Deep Learning (DL) libraries like TensorFlow and Pytorch simplify machine learning (ML) model development but are prone to bugs due to their complex design. Bug-finding techniques exist, but without precise API specifications, they produce many false alarms. Existing methods to mine API specifications lack accuracy. We explore using ML classifiers to determine input validity. We hypothesize that tensor shapes are a precise abstraction to encode concrete inputs and capture relationships of the data. Shape abstraction severely reduces problem dimensionality, which is important to facilitate ML training. Labeled data are obtained by observing runtime outcomes on a sample of inputs and classifiers are trained on sets of labeled inputs to capture API constraints. Our evaluation, conducted over 183 APIs from TensorFlow and Pytorch, shows that the classifiers generalize well on unseen data with over 91% accuracy. Integrating these classifiers into the pipeline of ACETest, a SoTA bug-finding technique, improves its pass rate from ~29% to ~61%. Our findings suggest that ML-enhanced input classification is an important aid to scale DL library testing.
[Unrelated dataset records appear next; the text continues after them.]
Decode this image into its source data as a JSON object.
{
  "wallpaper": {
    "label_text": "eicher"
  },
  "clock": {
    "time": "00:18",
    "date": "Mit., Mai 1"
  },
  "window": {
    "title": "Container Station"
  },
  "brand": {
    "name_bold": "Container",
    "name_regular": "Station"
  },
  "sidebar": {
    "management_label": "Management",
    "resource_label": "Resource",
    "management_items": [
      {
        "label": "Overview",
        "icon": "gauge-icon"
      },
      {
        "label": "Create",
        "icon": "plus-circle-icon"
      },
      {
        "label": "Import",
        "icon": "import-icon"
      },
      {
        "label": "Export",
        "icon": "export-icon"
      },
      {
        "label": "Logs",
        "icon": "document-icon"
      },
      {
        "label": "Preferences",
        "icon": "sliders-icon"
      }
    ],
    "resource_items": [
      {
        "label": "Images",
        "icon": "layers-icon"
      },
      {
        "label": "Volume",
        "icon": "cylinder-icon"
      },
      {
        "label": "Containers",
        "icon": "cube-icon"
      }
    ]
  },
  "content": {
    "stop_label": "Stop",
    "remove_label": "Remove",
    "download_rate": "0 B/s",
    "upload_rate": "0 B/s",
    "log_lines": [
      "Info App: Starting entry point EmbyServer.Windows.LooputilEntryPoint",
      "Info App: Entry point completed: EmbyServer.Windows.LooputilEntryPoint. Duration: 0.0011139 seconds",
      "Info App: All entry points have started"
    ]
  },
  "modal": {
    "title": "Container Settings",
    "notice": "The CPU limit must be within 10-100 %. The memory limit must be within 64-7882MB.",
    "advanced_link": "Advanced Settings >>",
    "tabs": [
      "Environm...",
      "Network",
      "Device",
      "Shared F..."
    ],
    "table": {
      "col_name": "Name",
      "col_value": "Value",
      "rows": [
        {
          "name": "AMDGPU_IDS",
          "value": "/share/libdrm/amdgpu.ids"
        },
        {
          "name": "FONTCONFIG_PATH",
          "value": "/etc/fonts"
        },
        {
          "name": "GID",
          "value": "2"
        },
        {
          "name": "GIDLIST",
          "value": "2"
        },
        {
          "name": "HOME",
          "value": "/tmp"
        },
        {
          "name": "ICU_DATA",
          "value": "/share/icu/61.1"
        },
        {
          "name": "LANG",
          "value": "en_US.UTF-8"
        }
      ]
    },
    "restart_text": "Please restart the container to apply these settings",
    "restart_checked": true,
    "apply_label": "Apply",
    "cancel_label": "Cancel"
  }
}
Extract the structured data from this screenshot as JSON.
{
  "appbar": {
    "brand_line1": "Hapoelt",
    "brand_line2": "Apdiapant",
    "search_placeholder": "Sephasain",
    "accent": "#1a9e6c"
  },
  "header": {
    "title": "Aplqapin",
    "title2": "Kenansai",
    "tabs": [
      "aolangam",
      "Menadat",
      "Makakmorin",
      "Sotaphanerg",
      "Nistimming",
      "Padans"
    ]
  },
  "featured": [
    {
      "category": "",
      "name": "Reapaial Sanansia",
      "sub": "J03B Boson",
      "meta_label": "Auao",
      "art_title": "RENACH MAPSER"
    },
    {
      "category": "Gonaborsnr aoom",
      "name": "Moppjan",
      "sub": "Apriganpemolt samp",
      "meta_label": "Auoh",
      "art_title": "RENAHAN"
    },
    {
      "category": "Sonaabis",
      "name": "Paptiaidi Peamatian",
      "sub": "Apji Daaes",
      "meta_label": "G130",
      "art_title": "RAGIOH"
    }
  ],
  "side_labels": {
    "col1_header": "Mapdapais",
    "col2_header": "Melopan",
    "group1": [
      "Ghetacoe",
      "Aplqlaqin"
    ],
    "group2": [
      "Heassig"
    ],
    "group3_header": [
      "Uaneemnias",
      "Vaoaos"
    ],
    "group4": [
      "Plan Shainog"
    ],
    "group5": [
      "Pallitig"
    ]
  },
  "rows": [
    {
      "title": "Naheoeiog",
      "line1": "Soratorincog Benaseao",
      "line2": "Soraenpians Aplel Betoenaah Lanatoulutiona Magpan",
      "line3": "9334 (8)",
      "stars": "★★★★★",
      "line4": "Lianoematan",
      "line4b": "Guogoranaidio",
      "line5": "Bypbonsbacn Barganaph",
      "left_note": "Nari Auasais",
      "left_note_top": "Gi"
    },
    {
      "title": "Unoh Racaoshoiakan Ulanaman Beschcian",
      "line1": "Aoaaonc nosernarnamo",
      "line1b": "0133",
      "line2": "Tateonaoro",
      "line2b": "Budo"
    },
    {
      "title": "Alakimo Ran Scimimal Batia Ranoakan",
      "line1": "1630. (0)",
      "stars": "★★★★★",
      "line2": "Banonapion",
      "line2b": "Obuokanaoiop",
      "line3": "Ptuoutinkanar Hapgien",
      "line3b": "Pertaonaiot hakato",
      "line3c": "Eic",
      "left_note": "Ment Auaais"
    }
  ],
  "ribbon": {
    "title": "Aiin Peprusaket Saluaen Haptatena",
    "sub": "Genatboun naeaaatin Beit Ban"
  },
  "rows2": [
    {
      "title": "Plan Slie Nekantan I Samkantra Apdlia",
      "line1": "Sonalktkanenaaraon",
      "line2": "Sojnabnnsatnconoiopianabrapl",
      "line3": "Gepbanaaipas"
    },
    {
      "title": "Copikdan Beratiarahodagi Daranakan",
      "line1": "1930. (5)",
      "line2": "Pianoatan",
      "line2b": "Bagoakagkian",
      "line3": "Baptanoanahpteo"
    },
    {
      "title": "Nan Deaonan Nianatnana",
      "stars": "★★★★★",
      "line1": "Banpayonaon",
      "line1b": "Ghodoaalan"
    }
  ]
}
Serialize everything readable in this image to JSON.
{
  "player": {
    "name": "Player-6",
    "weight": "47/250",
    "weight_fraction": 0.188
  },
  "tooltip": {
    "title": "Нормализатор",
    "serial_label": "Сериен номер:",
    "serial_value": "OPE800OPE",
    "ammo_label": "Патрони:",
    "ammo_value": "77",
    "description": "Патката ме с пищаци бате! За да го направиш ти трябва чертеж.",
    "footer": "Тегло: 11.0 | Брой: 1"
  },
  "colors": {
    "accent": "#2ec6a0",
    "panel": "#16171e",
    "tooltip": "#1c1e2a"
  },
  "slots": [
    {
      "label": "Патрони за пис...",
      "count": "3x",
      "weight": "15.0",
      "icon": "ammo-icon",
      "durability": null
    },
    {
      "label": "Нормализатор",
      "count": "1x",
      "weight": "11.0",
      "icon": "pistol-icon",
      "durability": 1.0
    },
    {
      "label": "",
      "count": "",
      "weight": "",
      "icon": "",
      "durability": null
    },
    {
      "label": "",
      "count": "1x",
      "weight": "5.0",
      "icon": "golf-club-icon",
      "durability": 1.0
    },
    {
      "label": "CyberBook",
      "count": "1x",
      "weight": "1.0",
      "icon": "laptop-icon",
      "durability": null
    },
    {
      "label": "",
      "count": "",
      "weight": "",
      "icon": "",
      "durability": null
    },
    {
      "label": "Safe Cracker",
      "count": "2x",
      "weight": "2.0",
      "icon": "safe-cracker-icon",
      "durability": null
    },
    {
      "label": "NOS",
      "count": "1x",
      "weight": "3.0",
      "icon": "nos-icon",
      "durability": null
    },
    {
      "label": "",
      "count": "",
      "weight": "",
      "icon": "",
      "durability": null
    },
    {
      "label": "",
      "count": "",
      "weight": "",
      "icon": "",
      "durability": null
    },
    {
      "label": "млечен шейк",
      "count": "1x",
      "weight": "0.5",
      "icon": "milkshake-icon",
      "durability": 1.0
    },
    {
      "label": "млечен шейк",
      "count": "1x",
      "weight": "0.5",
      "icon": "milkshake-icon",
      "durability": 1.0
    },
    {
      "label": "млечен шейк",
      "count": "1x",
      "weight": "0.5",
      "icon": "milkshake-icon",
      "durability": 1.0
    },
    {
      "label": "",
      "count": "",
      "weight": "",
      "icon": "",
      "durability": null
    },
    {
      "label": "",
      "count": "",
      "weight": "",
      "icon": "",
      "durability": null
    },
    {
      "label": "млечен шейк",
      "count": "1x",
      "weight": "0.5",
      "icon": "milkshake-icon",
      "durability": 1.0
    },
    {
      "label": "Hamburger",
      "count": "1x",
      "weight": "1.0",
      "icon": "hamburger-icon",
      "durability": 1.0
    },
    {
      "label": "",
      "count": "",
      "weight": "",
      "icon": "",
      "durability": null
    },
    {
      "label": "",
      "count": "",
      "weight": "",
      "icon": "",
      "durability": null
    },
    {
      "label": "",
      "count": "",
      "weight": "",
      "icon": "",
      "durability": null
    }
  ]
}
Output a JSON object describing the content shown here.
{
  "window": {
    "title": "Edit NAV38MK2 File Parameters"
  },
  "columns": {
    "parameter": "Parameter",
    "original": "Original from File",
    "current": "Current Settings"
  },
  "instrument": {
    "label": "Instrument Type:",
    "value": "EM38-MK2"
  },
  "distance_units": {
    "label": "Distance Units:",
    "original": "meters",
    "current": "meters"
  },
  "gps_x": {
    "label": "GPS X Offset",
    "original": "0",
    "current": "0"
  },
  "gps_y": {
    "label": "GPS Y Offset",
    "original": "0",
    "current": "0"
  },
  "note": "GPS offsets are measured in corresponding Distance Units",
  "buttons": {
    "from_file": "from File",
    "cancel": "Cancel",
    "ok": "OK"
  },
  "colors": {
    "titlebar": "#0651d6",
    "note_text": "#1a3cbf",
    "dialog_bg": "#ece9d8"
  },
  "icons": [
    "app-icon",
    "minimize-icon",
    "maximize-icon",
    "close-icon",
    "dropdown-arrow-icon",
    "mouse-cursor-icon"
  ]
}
翻译：TensorFlow和Pytorch等深度学习（DL）库简化了机器学习（ML）模型开发，但由于其复杂设计容易产生缺陷。现有缺陷检测技术因缺乏精确的API规范会产生大量误报，而当前API规范挖掘方法的准确性不足。本研究探索使用ML分类器判定输入有效性，提出张量形状可作为编码具体输入并捕获数据关系的精确抽象。形状抽象能显著降低问题维度，这对促进ML训练至关重要。通过观察输入样本的运行时结果获得标注数据，并在标注输入集上训练分类器以捕获API约束。对TensorFlow和Pytorch中183个API的评估表明，分类器在未见数据上泛化能力良好，准确率超过91%。将分类器集成至最先进缺陷检测技术ACETest的流程中，可使其通过率从约29%提升至约61%。研究结果表明，ML增强的输入分类是扩展DL库测试的重要辅助手段。